Erneut hustete das Orakel. Es klang gar nicht gut.

»Geh!«

Rigga überlegte, was sie nun machen sollte. Sie kam sich plötzlich dumm vor. Es würde ihr gerecht geschehen, wenn sie vor aller Augen versagt. Wahrscheinlich war das auch der Plan des Orakels.
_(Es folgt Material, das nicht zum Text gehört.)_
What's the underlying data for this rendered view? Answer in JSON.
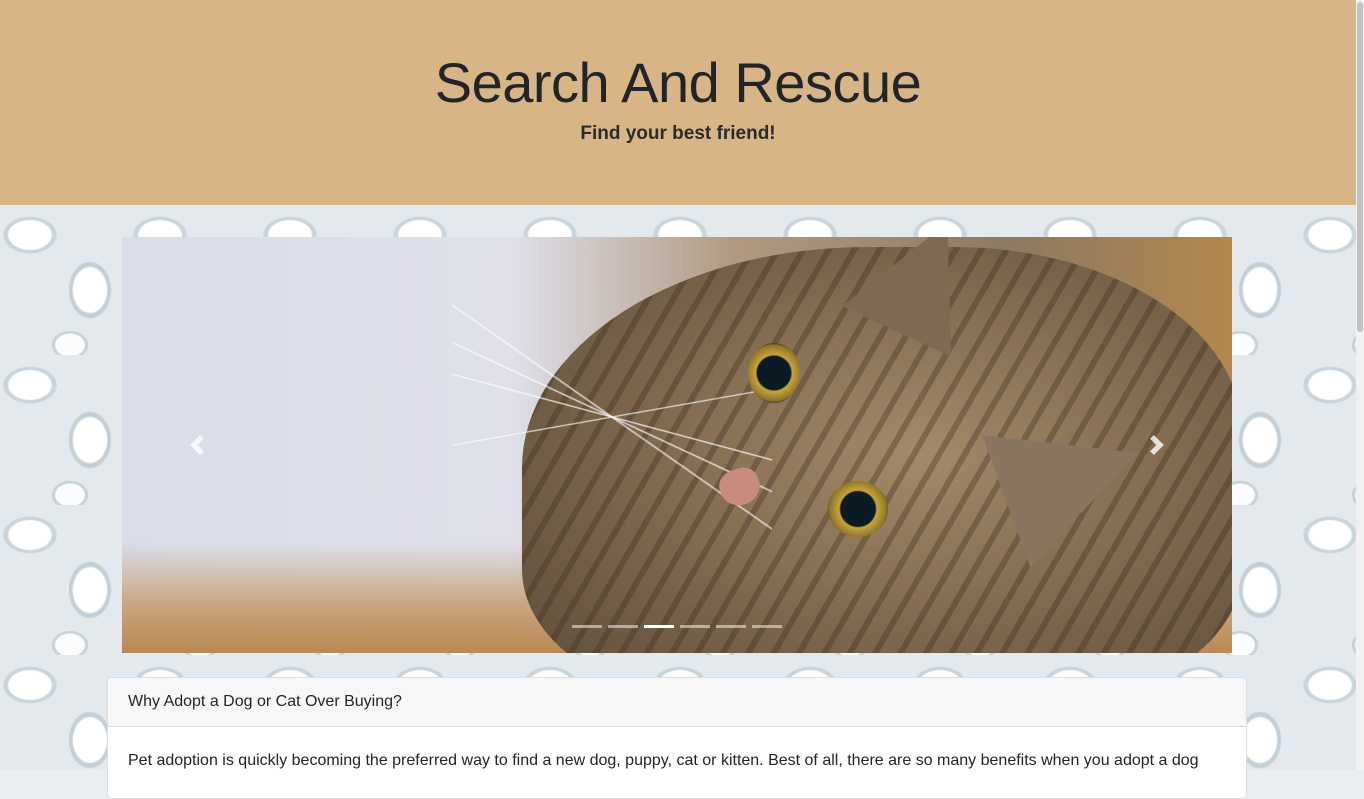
{
  "header": {
    "title": "Search And Rescue",
    "subtitle": "Find your best friend!",
    "background_color": "#d8b586"
  },
  "carousel": {
    "slide_image_subject": "tabby-kitten-photo",
    "prev_icon": "chevron-left-icon",
    "next_icon": "chevron-right-icon",
    "indicator_count": 6,
    "active_indicator": 3
  },
  "card": {
    "header": "Why Adopt a Dog or Cat Over Buying?",
    "body": "Pet adoption is quickly becoming the preferred way to find a new dog, puppy, cat or kitten. Best of all, there are so many benefits when you adopt a dog"
  }
}
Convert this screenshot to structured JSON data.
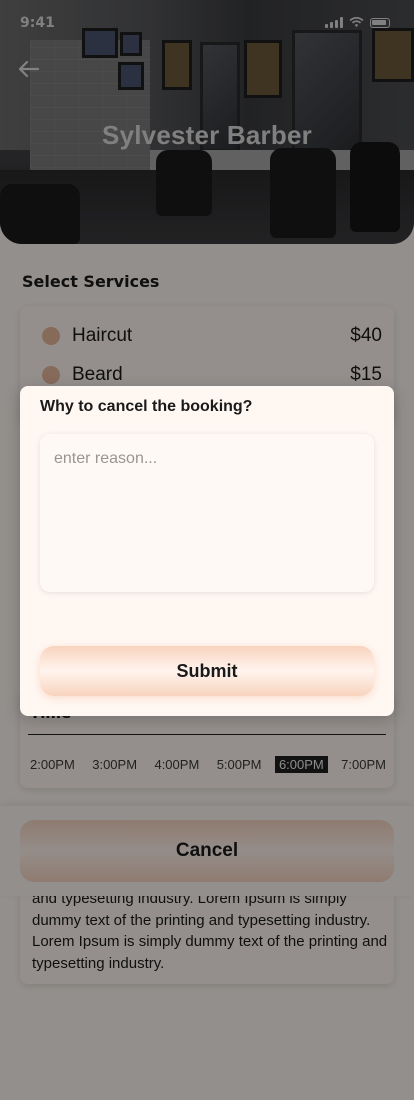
{
  "status_bar": {
    "time": "9:41",
    "signal_icon": "signal-icon",
    "wifi_icon": "wifi-icon",
    "battery_icon": "battery-icon"
  },
  "header": {
    "title": "Sylvester Barber",
    "back_icon": "arrow-left-icon"
  },
  "services": {
    "heading": "Select Services",
    "items": [
      {
        "name": "Haircut",
        "price": "$40"
      },
      {
        "name": "Beard",
        "price": "$15"
      }
    ]
  },
  "time": {
    "label": "Time",
    "slots": [
      "2:00PM",
      "3:00PM",
      "4:00PM",
      "5:00PM",
      "6:00PM",
      "7:00PM"
    ],
    "selected": "6:00PM"
  },
  "about": {
    "text": "and typesetting industry. Lorem Ipsum is simply dummy text of the printing and typesetting industry. Lorem Ipsum is simply dummy text of the printing and typesetting industry."
  },
  "actions": {
    "cancel_label": "Cancel"
  },
  "modal": {
    "title": "Why to cancel the booking?",
    "reason_placeholder": "enter reason...",
    "reason_value": "",
    "submit_label": "Submit"
  },
  "colors": {
    "accent": "#f8d3bd",
    "accent_light": "#fff4ee",
    "card_bg": "#fff7f2",
    "dot": "#e8b99b"
  }
}
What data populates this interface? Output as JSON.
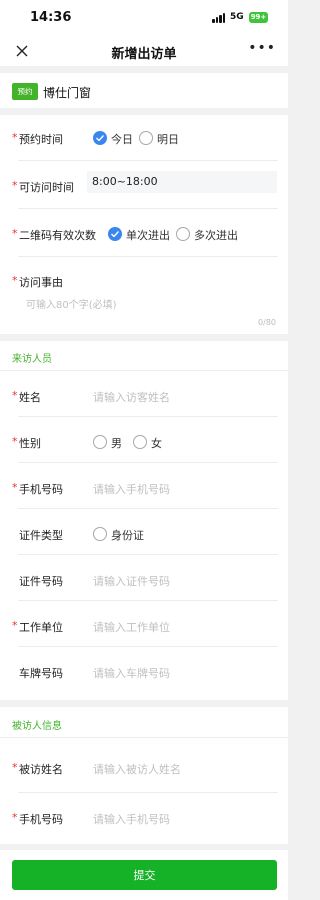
{
  "status_bar": {
    "time": "14:36",
    "network": "5G",
    "battery": "99+"
  },
  "nav": {
    "title": "新增出访单",
    "more": "•••"
  },
  "appointment": {
    "tag": "预约",
    "name": "博仕门窗"
  },
  "visit_time": {
    "label": "预约时间",
    "required": "*",
    "options": [
      {
        "text": "今日",
        "selected": true
      },
      {
        "text": "明日",
        "selected": false
      }
    ]
  },
  "available_time": {
    "label": "可访问时间",
    "required": "*",
    "value": "8:00~18:00"
  },
  "qr_validity": {
    "label": "二维码有效次数",
    "required": "*",
    "options": [
      {
        "text": "单次进出",
        "selected": true
      },
      {
        "text": "多次进出",
        "selected": false
      }
    ]
  },
  "visit_reason": {
    "label": "访问事由",
    "required": "*",
    "placeholder": "可输入80个字(必填)",
    "counter": "0/80"
  },
  "visitor": {
    "section_title": "来访人员",
    "name": {
      "label": "姓名",
      "required": "*",
      "placeholder": "请输入访客姓名"
    },
    "gender": {
      "label": "性别",
      "required": "*",
      "options": [
        {
          "text": "男",
          "selected": false
        },
        {
          "text": "女",
          "selected": false
        }
      ]
    },
    "phone": {
      "label": "手机号码",
      "required": "*",
      "placeholder": "请输入手机号码"
    },
    "id_type": {
      "label": "证件类型",
      "options": [
        {
          "text": "身份证",
          "selected": false
        }
      ]
    },
    "id_number": {
      "label": "证件号码",
      "placeholder": "请输入证件号码"
    },
    "company": {
      "label": "工作单位",
      "required": "*",
      "placeholder": "请输入工作单位"
    },
    "plate": {
      "label": "车牌号码",
      "placeholder": "请输入车牌号码"
    }
  },
  "host": {
    "section_title": "被访人信息",
    "name": {
      "label": "被访姓名",
      "required": "*",
      "placeholder": "请输入被访人姓名"
    },
    "phone": {
      "label": "手机号码",
      "required": "*",
      "placeholder": "请输入手机号码"
    }
  },
  "submit_label": "提交",
  "colors": {
    "accent_green": "#43b32b",
    "button_green": "#15b126",
    "radio_blue": "#3a86f0",
    "required_red": "#e5332d"
  }
}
Kurz darauf wurde sie in die Ratskammer gelassen und die Blicke der Männer und Frauen waren auf sie gerichtet. Ihr Vater Lohok saß am hinteren Ende des Tisches und starrte sie verwundert an. Der König erhob sich und nickte ihr zu. »Wohlan denn, Orakel in Ausbildung. Wir sind auf deine Prophezeiung gespannt.«

Das war sie selber auch. Was sollte sie nur tun? Sie stand da und kam sich so hilflos vor, wie eine der roten Ratten im Käfig des Kammerjägers. Tatsächlich schien ihr das die Lösung zu sein. Die roten Ratten … Dann sprudelte es aus ihr hervor:

»Es wird ein prächtiger Held erneut erscheinen und seine Farbe wird Rot sein, wie die der roten Ratten.« Sie merkte sofort, dass sie die Ratten besser nicht erwähnt hätte. »Und wer genau?«, rief Meister Moronk mit etwas lallender Stimme. Er hatte wohl etwas zu viel Wein getrunken. Sie erinnerte sich an einen der ersten Ratschläge des Orakels. Niemals zu genau sein. »Die Zukunft liegt in einem tiefen Nebel und verschleiert eine genaue Sicht auf den Helden.«

Der König nickte. »Dann danke ich dir, für diese Prophezeiung, kleines Orakel.«

Aufatmend verließ Rigga die Ratskammer und eine rote Ratte huschte an ihr vorbei. Sie sah ihr dankbar hinterher und hatte plötzlich Hunger auf einen leckeren Eintopf mit Rattenfleisch.